Wikinomics: Book by Don Tapscott and Anthony D. Williams. Published in December 2006, called 'How mass collaboration changes everything'. It explores how some companies in the early 21st century have used mass collaboration and open-source technology.
Web 2.0: Term associated with web applications that facilitate participatory information sharing, interoperability, user centered design and collaboration on the World Wide Web.
Participatory Culture: Where the consumers take an active part in the development in a product, acting as the producers and contributors.
Peering: A voluntary interconnection of administratively separate Internet networks for the purpose of exchanging traffic between the consumers of each network.

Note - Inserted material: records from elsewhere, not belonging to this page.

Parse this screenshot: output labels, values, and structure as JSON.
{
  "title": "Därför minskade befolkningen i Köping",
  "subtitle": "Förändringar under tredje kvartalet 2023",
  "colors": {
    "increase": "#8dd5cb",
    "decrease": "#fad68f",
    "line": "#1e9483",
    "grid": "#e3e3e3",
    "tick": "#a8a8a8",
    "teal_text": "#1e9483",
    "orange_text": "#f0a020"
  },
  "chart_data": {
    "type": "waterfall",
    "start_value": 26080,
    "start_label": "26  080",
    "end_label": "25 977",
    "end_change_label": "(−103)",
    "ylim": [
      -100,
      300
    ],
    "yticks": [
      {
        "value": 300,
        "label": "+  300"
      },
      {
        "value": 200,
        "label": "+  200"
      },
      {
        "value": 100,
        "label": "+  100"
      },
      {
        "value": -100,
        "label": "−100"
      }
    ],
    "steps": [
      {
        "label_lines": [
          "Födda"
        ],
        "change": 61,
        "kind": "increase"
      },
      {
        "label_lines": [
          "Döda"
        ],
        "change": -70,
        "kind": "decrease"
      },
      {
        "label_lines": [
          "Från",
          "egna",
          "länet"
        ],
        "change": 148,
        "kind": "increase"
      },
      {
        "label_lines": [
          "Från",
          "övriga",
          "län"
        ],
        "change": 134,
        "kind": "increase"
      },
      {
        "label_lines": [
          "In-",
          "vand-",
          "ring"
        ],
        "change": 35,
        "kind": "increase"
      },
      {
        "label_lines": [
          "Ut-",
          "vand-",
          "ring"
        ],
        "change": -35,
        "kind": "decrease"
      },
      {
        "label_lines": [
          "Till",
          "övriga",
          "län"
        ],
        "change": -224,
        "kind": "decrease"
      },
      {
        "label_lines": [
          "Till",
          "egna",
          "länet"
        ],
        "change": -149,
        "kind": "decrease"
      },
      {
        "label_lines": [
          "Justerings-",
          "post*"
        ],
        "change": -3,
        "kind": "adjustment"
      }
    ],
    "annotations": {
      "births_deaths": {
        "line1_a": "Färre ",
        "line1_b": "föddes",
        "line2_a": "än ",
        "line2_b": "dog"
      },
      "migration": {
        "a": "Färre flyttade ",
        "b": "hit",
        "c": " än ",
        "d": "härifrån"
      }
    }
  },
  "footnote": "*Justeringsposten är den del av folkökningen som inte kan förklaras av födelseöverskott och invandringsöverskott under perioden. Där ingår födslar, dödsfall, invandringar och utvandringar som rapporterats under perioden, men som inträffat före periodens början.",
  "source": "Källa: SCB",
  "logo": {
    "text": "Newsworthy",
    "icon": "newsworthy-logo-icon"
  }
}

The true definition is 'Settlement free' meaning that neither party pays the other for the exchanged traffic.
Digital Natives: A young person who was born during or after the general introduction of digital technology, and through interacting with digital technology from an early age, has a greater understanding of its concepts.
Democratization: The transition to a more democratic political regime.
We-think: Explores how the web is changing our world, creating a culture in which more people than ever can participate, share and collaborate, ideas and information.
Interactivity: There are three levels: No-interactive, when a message is not related to previous messages. Reactive, when a message is related only to one immediately previous message and interactive, when a message is related to a number of previous messages and to the relationship between them.
The long tail: Refers to the statistical property that a larger share of population rests within the tail of a probability distribution than observed under a normal distribution.